Está aí a situação dos tumultos na Inglaterra. A consequência de uma revolta dos excluídos nesta abominável sociedade de consumo. Vejam bem, as manifestações deram-se justamente nos violentos saques em busca de gêneros --não de primeira necessidade--, mas produtos mais requintados. O reflexo de uma sociedade enferma em que o desejo do cidadão é consumir produtos que em grande parte não estão ao seu alcance. Coisas da pós modernidade!?
No entanto o que aconteceu ali não deixa dúvidas sobre o sistema e sua doença como um todo. O grande motim dos frustrados e excluídos na periferia de Londres, que se estendeu a outras cidades inglesas, provou que a sociedade de consumo é um poço de contradições e desejos inseridos na luta de classes. Nesta, os que não têm, buscam, na realidade, possuir “riquezas” que não lhes são permitidas obter.

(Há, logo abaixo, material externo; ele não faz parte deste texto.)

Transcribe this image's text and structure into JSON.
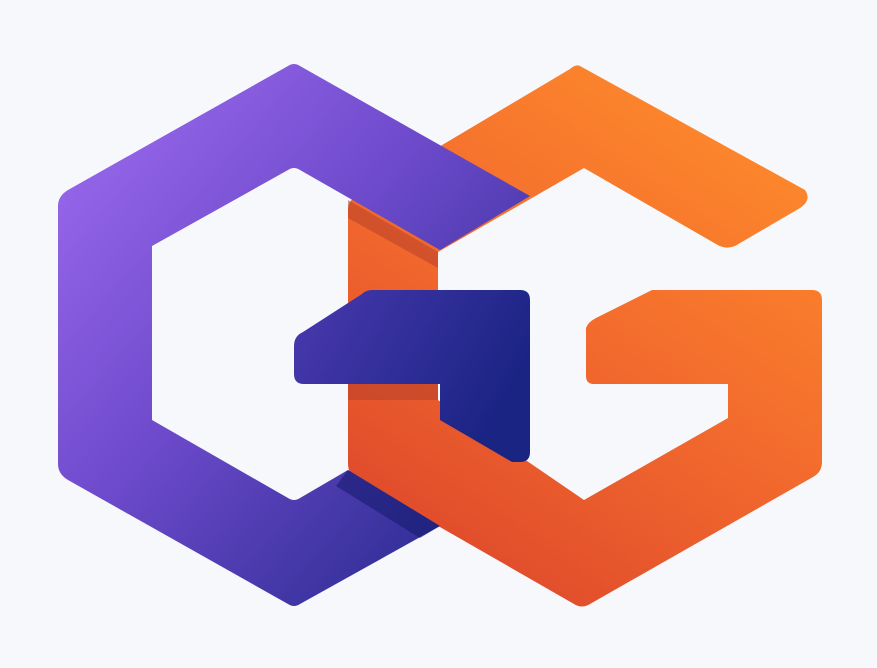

Mais uma vez a força das mídias sociais e dos celulares, como anteriormente no norte da África, contribuíram para a comunicação e organização das massas revoltadas. E da mesma forma que os ditadores daqueles países, as autoridades britânicas, à frente o primeiro ministro David Cameron investiram pesado contra a internet e os celulares. Afinal, qual a solução? Formar guetos e isolar os mais pobres em grandes regiões urbanas? Foi o que pareceu propor!

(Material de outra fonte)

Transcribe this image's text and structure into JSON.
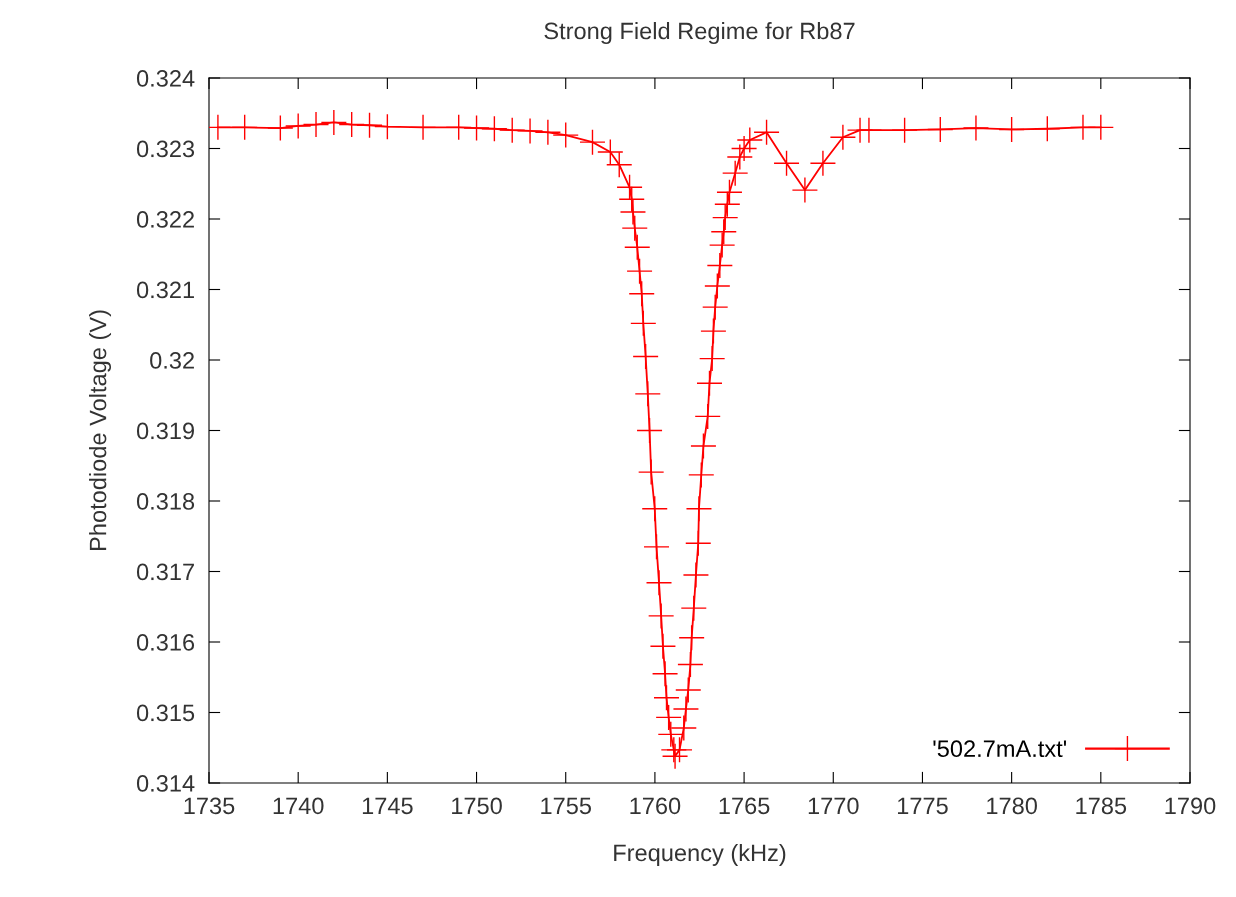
{
  "chart_data": {
    "type": "line",
    "title": "Strong Field Regime for Rb87",
    "xlabel": "Frequency (kHz)",
    "ylabel": "Photodiode Voltage (V)",
    "xlim": [
      1735,
      1790
    ],
    "xticks": [
      1735,
      1740,
      1745,
      1750,
      1755,
      1760,
      1765,
      1770,
      1775,
      1780,
      1785,
      1790
    ],
    "ylim": [
      0.314,
      0.324
    ],
    "yticks": [
      0.314,
      0.315,
      0.316,
      0.317,
      0.318,
      0.319,
      0.32,
      0.321,
      0.322,
      0.323,
      0.324
    ],
    "marker": "cross",
    "line_style": "solid",
    "grid": false,
    "legend": "bottom right",
    "series": [
      {
        "name": "'502.7mA.txt'",
        "color": "#ff0000",
        "x": [
          1735.5,
          1737,
          1739,
          1740,
          1741,
          1742,
          1743,
          1744,
          1745,
          1747,
          1749,
          1750,
          1751,
          1752,
          1753,
          1754,
          1755,
          1756.5,
          1757.5,
          1758,
          1758.58,
          1758.7,
          1758.77,
          1758.87,
          1759.01,
          1759.14,
          1759.26,
          1759.35,
          1759.48,
          1759.6,
          1759.7,
          1759.79,
          1759.99,
          1760.09,
          1760.23,
          1760.35,
          1760.45,
          1760.57,
          1760.65,
          1760.77,
          1760.89,
          1761.06,
          1761.13,
          1761.38,
          1761.62,
          1761.74,
          1761.87,
          1761.99,
          1762.06,
          1762.18,
          1762.3,
          1762.43,
          1762.47,
          1762.6,
          1762.72,
          1762.96,
          1763.06,
          1763.21,
          1763.28,
          1763.38,
          1763.5,
          1763.64,
          1763.77,
          1763.86,
          1763.94,
          1764.06,
          1764.18,
          1764.5,
          1764.76,
          1765,
          1765.32,
          1766.26,
          1767.38,
          1768.41,
          1769.42,
          1770.54,
          1771.5,
          1772,
          1774,
          1776,
          1778,
          1780,
          1782,
          1784,
          1785
        ],
        "values": [
          0.3233,
          0.3233,
          0.32329,
          0.32332,
          0.32334,
          0.32337,
          0.32334,
          0.32333,
          0.32331,
          0.3233,
          0.3233,
          0.32329,
          0.32328,
          0.32326,
          0.32325,
          0.32323,
          0.32319,
          0.32309,
          0.32295,
          0.32277,
          0.32245,
          0.32228,
          0.3221,
          0.32187,
          0.3216,
          0.32126,
          0.32094,
          0.32052,
          0.32005,
          0.31952,
          0.319,
          0.31841,
          0.31789,
          0.31735,
          0.31684,
          0.31637,
          0.31594,
          0.31555,
          0.31521,
          0.31493,
          0.31469,
          0.31447,
          0.31438,
          0.31447,
          0.31478,
          0.31505,
          0.31532,
          0.31568,
          0.31606,
          0.31648,
          0.31695,
          0.3174,
          0.31789,
          0.31837,
          0.31878,
          0.3192,
          0.31967,
          0.32002,
          0.32041,
          0.32075,
          0.32105,
          0.32134,
          0.32163,
          0.32182,
          0.32202,
          0.32221,
          0.32238,
          0.32265,
          0.32288,
          0.323,
          0.32312,
          0.32323,
          0.32279,
          0.32241,
          0.32279,
          0.32316,
          0.32326,
          0.32326,
          0.32326,
          0.32327,
          0.32329,
          0.32327,
          0.32328,
          0.3233,
          0.3233
        ]
      }
    ]
  }
}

Voltando ao pensamento de Marcuse (1), como base para uma abordagem da sociedade de consumo, a tecnologia, como modo de produção, bem como a totalidade dos instrumentos, dispositivos, invenções, são uma forma de organizar e modificar as relações sociais. Reproduz, fielmente, a manifestação do pensamento e dos padrões de comportamento dominantes. Enfim, trata-se de um verdadeiro instrumento de controle e dominação. E isso ocorre em razão da organização do aparato industrial, voltado totalmente para a satisfação das necessidades crescentes dos indivíduos.
Realmente, uma sociedade avançada, em razão do progresso tecnológico, somente se sustenta quando organiza e explora, com êxito, a produtividade da civilização industrial. A crescente produtividade de mercadorias e serviços traz consigo atitudes e hábitos prescritos, que acabam mobilizando a sociedade em seu todo, com a promessa utópica do ócio, do entretenimento e lazer organizados.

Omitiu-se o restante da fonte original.